Person: Jenny Beorkrem
Drink: medium brewed coffee from Beans and Bagels
Opportunities are only opportunities if you take advantage of them.
Two summers ago, when I was living in San Francisco for an internship, I came across a poster that mapped the city by its neighborhoods with each section represented typographically. It had slightly offbeat but sleek design that was unlike anything I’d seen before, plus it was my favorite color—I instantly loved it.
I wasn’t able to find out the name of the company that made the poster, but with the magic of a well-crafted Google search, I later discovered the map I had fallen in love with was an Ork Poster and San Francisco was just one of many maps they offered. I put the poster on my wish list, gave my roommate one for her birthday, and told every friend I had living in a city to buy one. I was an unabashed fan.
I never would have imagined that a year later, I would be sitting in a coffee shop near the Montrose train stop in Chicago enjoying cup 10 with the founder and designer of Ork Posters, Jenny Beorkrem.
When I first found Ork, I assumed it was a relatively large company with people working in cubicles and weekly staff meetings (I’m a business major, this is what I think about while shopping). That perception changed the day I received the San Francisco poster for my birthday. Within the package was a small users guide with a note on the back that read:
By purchasing this poster, you’ve helped a Chicago-based graphic designer live the dream of being her own boss and doing what she loves. From the very bottom of my heart, thank you!
Ork wasn’t some big company—it was just a girl with a knack for design and a dream. A girl who saw an opportunity, took a risk, and changed her life.
In 2007, Jenny was working a 9-5 job as a designer for a company in Chicago. She wanted a map of the city but couldn’t find one that matched her style. So, being a graphic designer, she decided to create her own—the original Ork poster. Friends loved the poster and convinced her to print a few to sell on Etsy, an online store where artists can sell goods. It didn’t take long for the posters to become an internet hit and Jenny to realize she had found a way to leave the mundane cubicle life.

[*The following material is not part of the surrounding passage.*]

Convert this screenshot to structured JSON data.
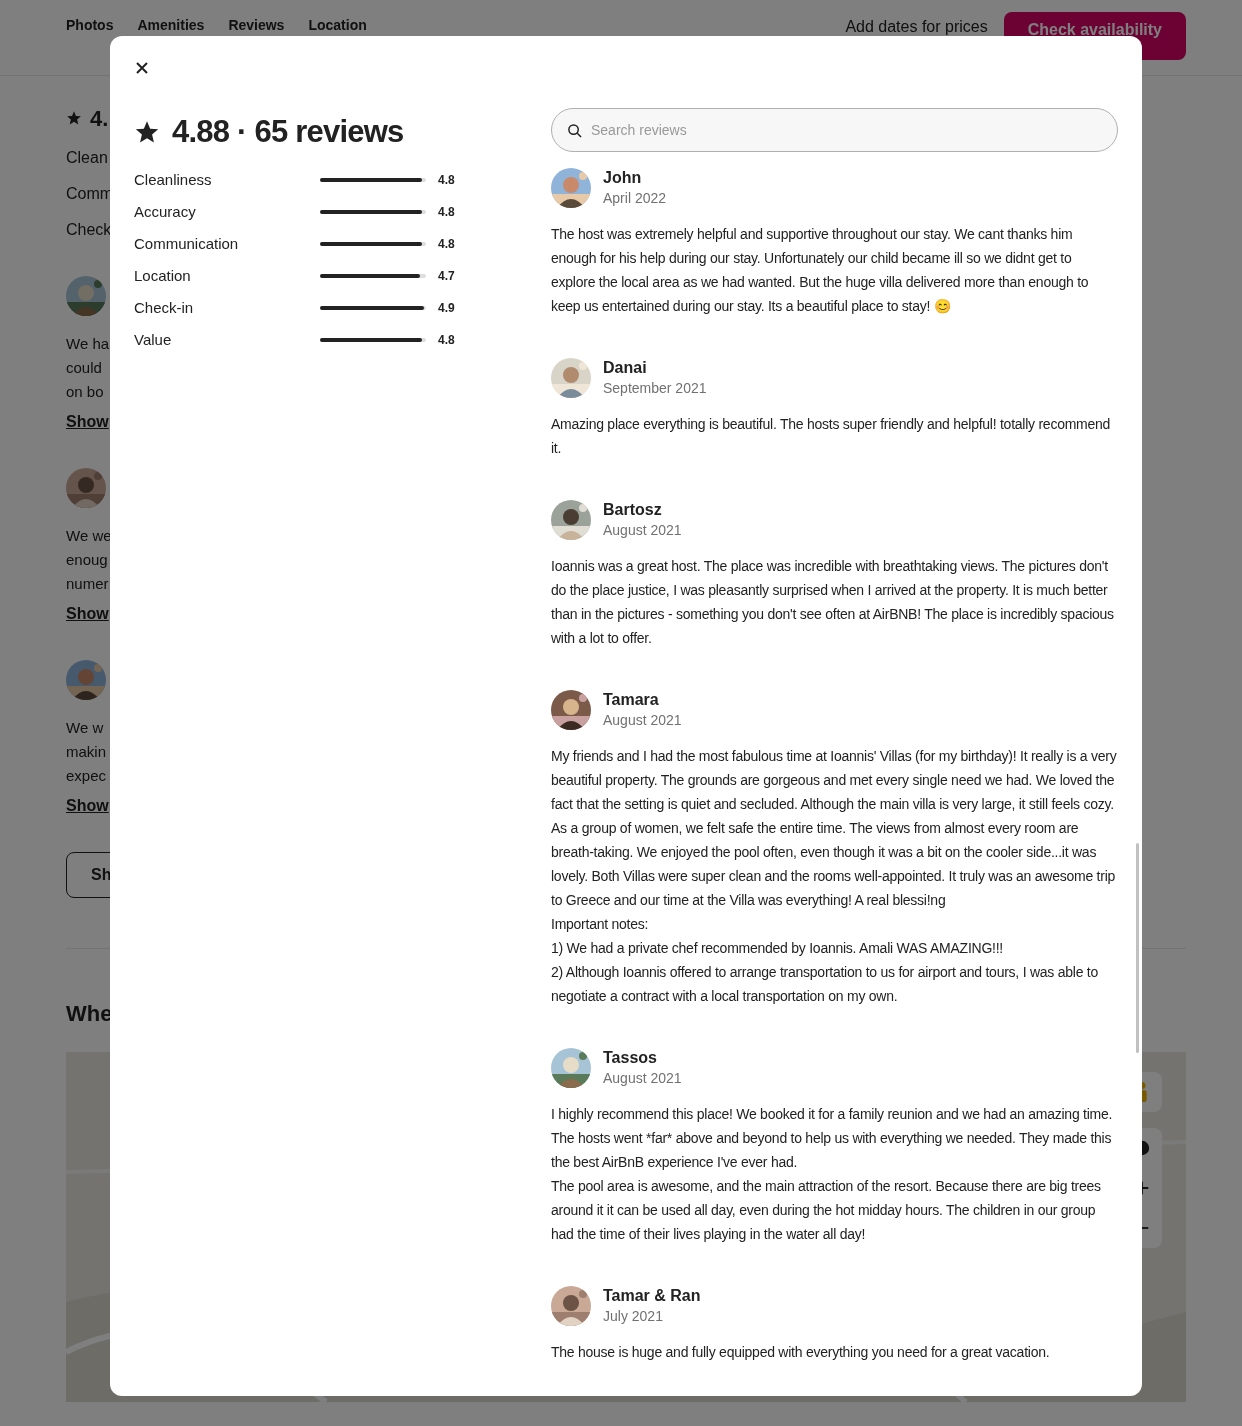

Three years later, Jenny sells 15 variations of Ork Posters online and in a few dozen stores across the nation, she has celebrities and respected designers collecting her work, and she receives countless thank you letters and from customers. In short, her simple idea has become a huge success.
Not only did this Jenny make brilliant posters, she had found a way to turn her passion into a career—naturally, she was someone I wanted to meet. I figured the odds of meeting her were small, but I kept the though tucked in the back of my mind anyways.

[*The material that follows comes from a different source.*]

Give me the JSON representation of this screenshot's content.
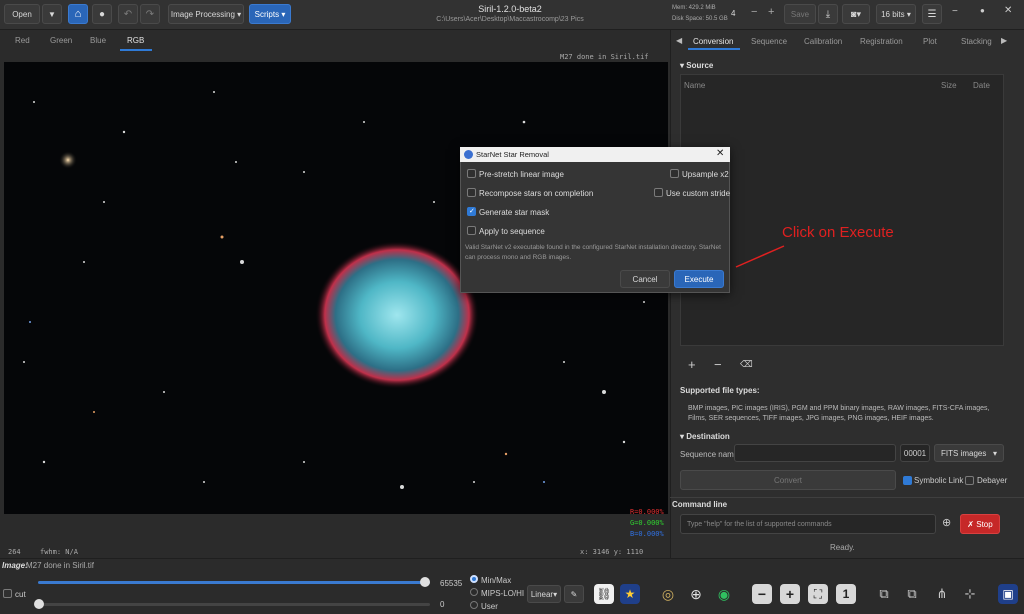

Last week when I was thinking about what I needed to pack for a quick trip to Chicago for a conference, I remembered Jenny lived in Chicago. I didn’t have any plans for Thursday afternoon in the Windy City so I figured, what the heck, I’ll see if Jenny would have coffee with me. What did I have to lose? The worst that would happen was she would ignore my email or say no outright—I could live with that outcome, so I shot her an email.

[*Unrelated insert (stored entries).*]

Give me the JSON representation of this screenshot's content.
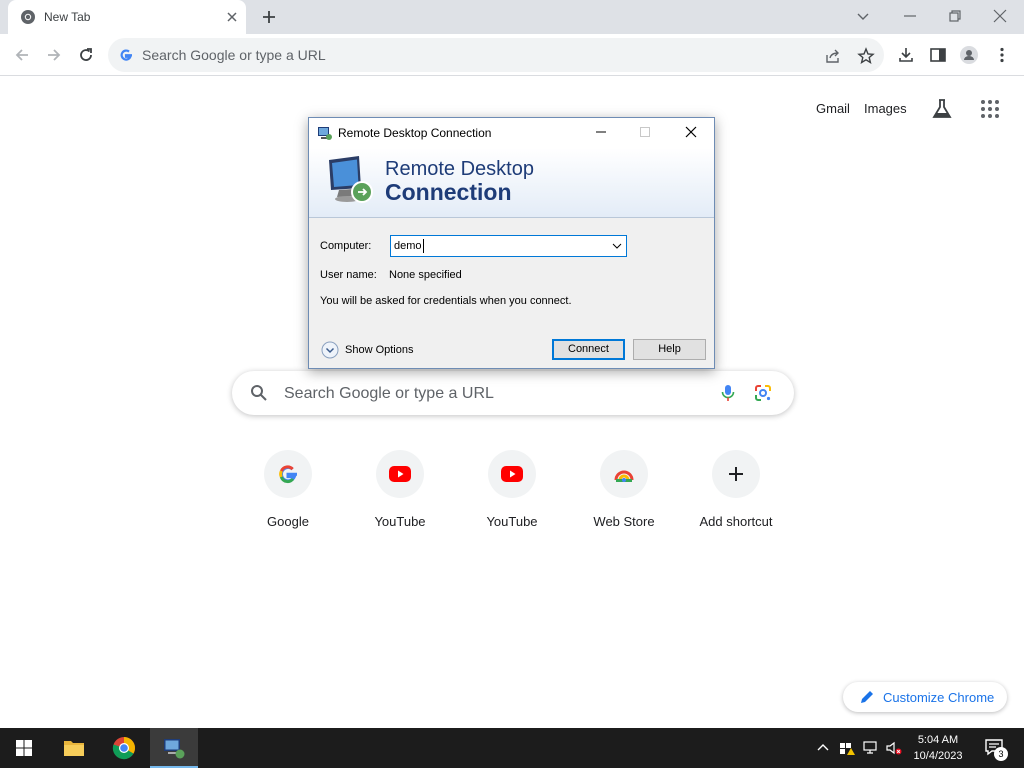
{
  "browser": {
    "tab": {
      "title": "New Tab"
    },
    "omnibox": {
      "placeholder": "Search Google or type a URL"
    }
  },
  "ntp": {
    "links": {
      "gmail": "Gmail",
      "images": "Images"
    },
    "search": {
      "placeholder": "Search Google or type a URL"
    },
    "shortcuts": [
      {
        "label": "Google",
        "icon": "google-icon"
      },
      {
        "label": "YouTube",
        "icon": "youtube-icon"
      },
      {
        "label": "YouTube",
        "icon": "youtube-icon"
      },
      {
        "label": "Web Store",
        "icon": "web-store-icon"
      },
      {
        "label": "Add shortcut",
        "icon": "plus-icon"
      }
    ],
    "customize": "Customize Chrome"
  },
  "rdp": {
    "window_title": "Remote Desktop Connection",
    "banner": {
      "line1": "Remote Desktop",
      "line2": "Connection"
    },
    "computer_label": "Computer:",
    "computer_value": "demo",
    "username_label": "User name:",
    "username_value": "None specified",
    "info": "You will be asked for credentials when you connect.",
    "show_options": "Show Options",
    "connect": "Connect",
    "help": "Help"
  },
  "taskbar": {
    "time": "5:04 AM",
    "date": "10/4/2023",
    "notifications": "3"
  },
  "colors": {
    "accent": "#1a73e8",
    "rdp_banner_text": "#1e3c78",
    "taskbar": "#1c1c1c"
  }
}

An hour later, she responded and agreed to a meeting. It was surreal how easy the whole thing was—I had found her contact info online, sent an email, and the next thing I knew, I had a meeting planned with one of my favorite designers.
And it turned into a great meeting. The hour I spent with Jenny—talking about the story behind Ork, what it is like being her boss, and an assortment of other topics—was delightful. It was bound to be. I was talking with a young, creative designer that was growing a business with great ideas for the future. The business nerd inside me loved hearing the details of how a young entrepreneur found success.
The way the Ork story is told online, it seems like Jenny was just a girl that got a lucky with an idea—but after talking with Jenny, I learned that’s just half the story. It took hard work, courage, and resourcefulness to turn her idea into a thriving company. Jenny could have found the opportunity but let the fear or the hard work stop her from pursuing the dream. The Chicago map hanging on her wall could be the only Ork Poster in existence. Instead, she had the courage to pursue the opportunity—to take the plunge—and now Ork posters hang on walls across the country.
I could have assumed Jenny would just reject the email and never bothered sending it. I could have come up with 100 reasons why I shouldn’t have tired. But I didn’t, and as a result I had a great experience with a someone that is going to do big things in life, I learned a few new things, and I made a friend in Chicago. The reward was well worth the risk.
That’s what Cup 10 taught me. So many times we miss great things because we are afraid of opportunity—afraid to try something new, afraid to fail, afraid of the work it will take and the sacrifice required. Opportunity knocks, but we don’t answer the door and the opportunity goes away.
I love sitting at my desk looking at the San Francisco poster on my wall, but after meeting Jenny I look at it with a new appreciation. It is a reminder that when I see an opportunity to do something I love, I have to take a risk and give it a try. Because you never know what will happen when you open the door for opportunity and there is only one way to find out.
As Jenny’s story shows, what you find might just change your life.